A l’instar d’une fable de la Fontaine, sur un continent où prévaut la tradition orale, les volets du paravent réalisé à six mains racontent les rongeurs sur le sol, la végétation luxuriante, le vol des oiseaux, l’alternance des saisons, la vie et puis la mort.
BELA
A son arrivée au Congo au début des années 1940, Pierre Romain-Desfossés rencontre son ordonnance Bela et le surprend en train de créer, en gravant des sujets dans le bois et en peignant avec ses doigts. Il l’encouragera à perfectionner sa technique de peinture digitale. Influencé par Romain-Desfossés, Bela sublime la vie aquatique et représente des scènes de chasse dans une savane aux couleurs fauves. La traque du gibier ou la compétition des hommes avec les fauves revêtent un caractère mystique. Uniquement réalisées par des applications de peinture aux doigts, sans aucun contour, les huiles de Bela parviennent avec justesse à rendre la richesse des couleurs des poissons lacustres. Ceux-ci sont autant dans leur élément dans l’eau que lorsqu’ils jaillissent dans les airs.

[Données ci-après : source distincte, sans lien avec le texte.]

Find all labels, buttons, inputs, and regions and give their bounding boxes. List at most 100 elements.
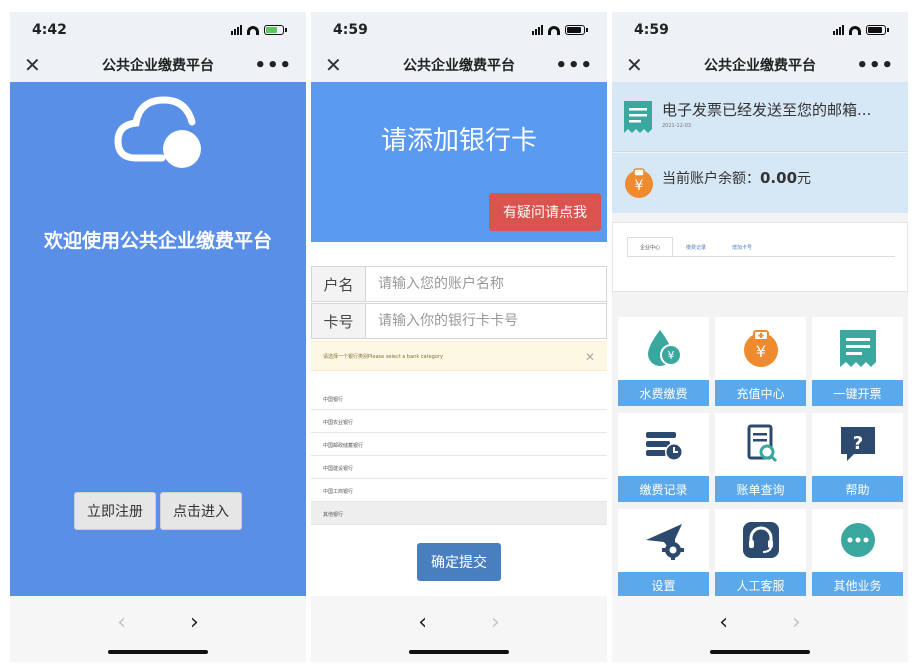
service-grid: ¥ 水费缴费 ¥ 充值中心 一键开票 缴费记录 账单查询 ? 帮助 设置 人工客… [618, 317, 903, 598]
navbar: ✕ 公共企业缴费平台 ••• [612, 48, 908, 82]
bank-option[interactable]: 中国邮政储蓄银行 [311, 433, 607, 456]
enter-button[interactable]: 点击进入 [160, 492, 242, 530]
home-indicator[interactable] [409, 650, 509, 654]
more-business-icon [841, 523, 875, 557]
navbar-title: 公共企业缴费平台 [704, 58, 816, 74]
home-indicator[interactable] [108, 650, 208, 654]
water-drop-icon: ¥ [648, 330, 682, 366]
tab-payment-records[interactable]: 缴费记录 [673, 237, 719, 258]
navbar: ✕ 公共企业缴费平台 ••• [311, 48, 607, 82]
svg-text:?: ? [853, 433, 863, 454]
close-icon[interactable]: ✕ [325, 53, 342, 77]
tabs-panel: 企业中心 缴费记录 增加卡号 [612, 222, 908, 292]
browser-bottom-bar: ‹ › [311, 596, 607, 662]
chevron-right-icon[interactable]: › [792, 610, 801, 635]
invoice-notice[interactable]: 电子发票已经发送至您的邮箱... 2021-12-03 [612, 82, 908, 152]
svg-text:¥: ¥ [668, 349, 675, 362]
bank-category-alert: 请选择一个银行类别Please select a bank category ✕ [311, 341, 607, 371]
more-icon[interactable]: ••• [254, 55, 292, 76]
bank-list: 中国银行 中国农业银行 中国邮政储蓄银行 中国建设银行 中国工商银行 其他银行 [311, 387, 607, 525]
status-bar: 4:59 [612, 12, 908, 48]
invoice-icon [624, 101, 652, 133]
chevron-left-icon[interactable]: ‹ [418, 610, 427, 635]
balance-label: 当前账户余额： [662, 171, 760, 187]
tile-label: 充值中心 [715, 380, 806, 406]
bank-option[interactable]: 中国银行 [311, 387, 607, 410]
tile-label: 帮助 [812, 476, 903, 502]
tile-recharge[interactable]: ¥ 充值中心 [715, 317, 806, 406]
help-button[interactable]: 有疑问请点我 [489, 193, 601, 231]
more-icon[interactable]: ••• [555, 55, 593, 76]
welcome-title: 欢迎使用公共企业缴费平台 [43, 230, 272, 252]
register-button[interactable]: 立即注册 [74, 492, 156, 530]
chevron-right-icon[interactable]: › [190, 610, 199, 635]
alert-text: 请选择一个银行类别Please select a bank category [323, 354, 443, 360]
close-icon[interactable]: ✕ [626, 53, 643, 77]
svg-text:¥: ¥ [756, 342, 766, 361]
more-icon[interactable]: ••• [856, 55, 894, 76]
tile-settings[interactable]: 设置 [618, 509, 709, 598]
tile-label: 人工客服 [715, 572, 806, 598]
chevron-left-icon[interactable]: ‹ [117, 610, 126, 635]
bank-option[interactable]: 中国工商银行 [311, 479, 607, 502]
page-title: 请添加银行卡 [380, 126, 537, 156]
navbar-title: 公共企业缴费平台 [102, 58, 214, 74]
tile-one-click-invoice[interactable]: 一键开票 [812, 317, 903, 406]
home-indicator[interactable] [710, 650, 810, 654]
tile-help[interactable]: ? 帮助 [812, 413, 903, 502]
phone-add-bank-card-screen: 4:59 ✕ 公共企业缴费平台 ••• 请添加银行卡 有疑问请点我 户名 卡号 … [311, 12, 607, 662]
status-bar: 4:42 [10, 12, 306, 48]
navbar-title: 公共企业缴费平台 [403, 58, 515, 74]
tile-customer-service[interactable]: 人工客服 [715, 509, 806, 598]
chevron-left-icon[interactable]: ‹ [719, 610, 728, 635]
tab-enterprise-center[interactable]: 企业中心 [627, 237, 674, 258]
phone-welcome-screen: 4:42 ✕ 公共企业缴费平台 ••• 欢迎使用公共企业缴费平台 立即注册 点击… [10, 12, 306, 662]
phone-dashboard-screen: 4:59 ✕ 公共企业缴费平台 ••• 电子发票已经发送至您的邮箱... 202… [612, 12, 908, 662]
signal-icon [532, 25, 543, 35]
tile-label: 一键开票 [812, 380, 903, 406]
balance-card: ¥ 当前账户余额：0.00元 [612, 153, 908, 213]
account-name-row: 户名 [311, 266, 607, 302]
cloud-icon [114, 96, 201, 168]
welcome-panel: 欢迎使用公共企业缴费平台 立即注册 点击进入 [10, 82, 306, 596]
signal-icon [231, 25, 242, 35]
balance-text: 当前账户余额：0.00元 [662, 168, 811, 188]
payment-record-icon [646, 432, 683, 461]
wifi-icon [849, 25, 861, 35]
tile-label: 账单查询 [715, 476, 806, 502]
card-number-label: 卡号 [312, 304, 366, 338]
signal-icon [833, 25, 844, 35]
status-time: 4:59 [634, 22, 669, 38]
status-time: 4:59 [333, 22, 368, 38]
balance-amount: 0.00 [760, 169, 798, 187]
recharge-icon: ¥ [744, 330, 778, 367]
status-bar: 4:59 [311, 12, 607, 48]
bank-option[interactable]: 中国建设银行 [311, 456, 607, 479]
settings-icon [646, 524, 684, 560]
tile-bill-query[interactable]: 账单查询 [715, 413, 806, 502]
close-alert-icon[interactable]: ✕ [585, 350, 595, 364]
bank-option-selected[interactable]: 其他银行 [311, 502, 607, 525]
help-icon: ? [841, 427, 875, 461]
chevron-right-icon[interactable]: › [491, 610, 500, 635]
tile-water-payment[interactable]: ¥ 水费缴费 [618, 317, 709, 406]
wifi-icon [247, 25, 259, 35]
card-number-input[interactable] [366, 304, 606, 338]
card-form: 户名 卡号 [311, 266, 607, 340]
tile-label: 设置 [618, 572, 709, 598]
bank-option[interactable]: 中国农业银行 [311, 410, 607, 433]
account-name-input[interactable] [366, 267, 606, 301]
status-time: 4:42 [32, 22, 67, 38]
yuan-coin-icon: ¥ [625, 168, 653, 198]
submit-button[interactable]: 确定提交 [417, 543, 501, 581]
close-icon[interactable]: ✕ [24, 53, 41, 77]
tab-add-card[interactable]: 增加卡号 [719, 237, 765, 258]
balance-unit: 元 [797, 171, 812, 187]
battery-charging-icon [264, 25, 287, 35]
tile-label: 其他业务 [812, 572, 903, 598]
navbar: ✕ 公共企业缴费平台 ••• [10, 48, 306, 82]
battery-icon [866, 25, 889, 35]
tile-payment-records[interactable]: 缴费记录 [618, 413, 709, 502]
battery-icon [565, 25, 588, 35]
tile-other-business[interactable]: 其他业务 [812, 509, 903, 598]
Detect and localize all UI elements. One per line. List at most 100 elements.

Bela suivra Pierre Romain-Desfossés tout au long de son périple en Afrique.
MWENZE
Mwenze est fils de tisserand. On retrouve dans son œuvre les motifs des tissus et des tapisseries traditionnels. Après avoir reçu des cours de dessin à la mission Protestante de Mwanza, il poursuit son enseignement chez les Méthodistes et se met à faire des portraits pour gagner sa vie. Quand il intègre l’atelier du Hangar, il a déjà acquis un style « académique ». Romain-Desfossés l’encouragera à s’en détacher pour développer son propre style, si caractéristique de la hachure. Les traits de peinture sombre et claire alternent et font rayonner les animaux, les hommes, et les scènes mystiques ou religieuses. Mwenze nous confronte à une peinture plus sombre et plus dure. Dans des compositions tout aussi saturées de motifs et de scènes de vie, les personnages semblent contraints, les animaux pris dans une végétation envahissante de lianes qui enserrent. Non seulement le style mais aussi les sujets traités par Mwenze en font un artiste singulier.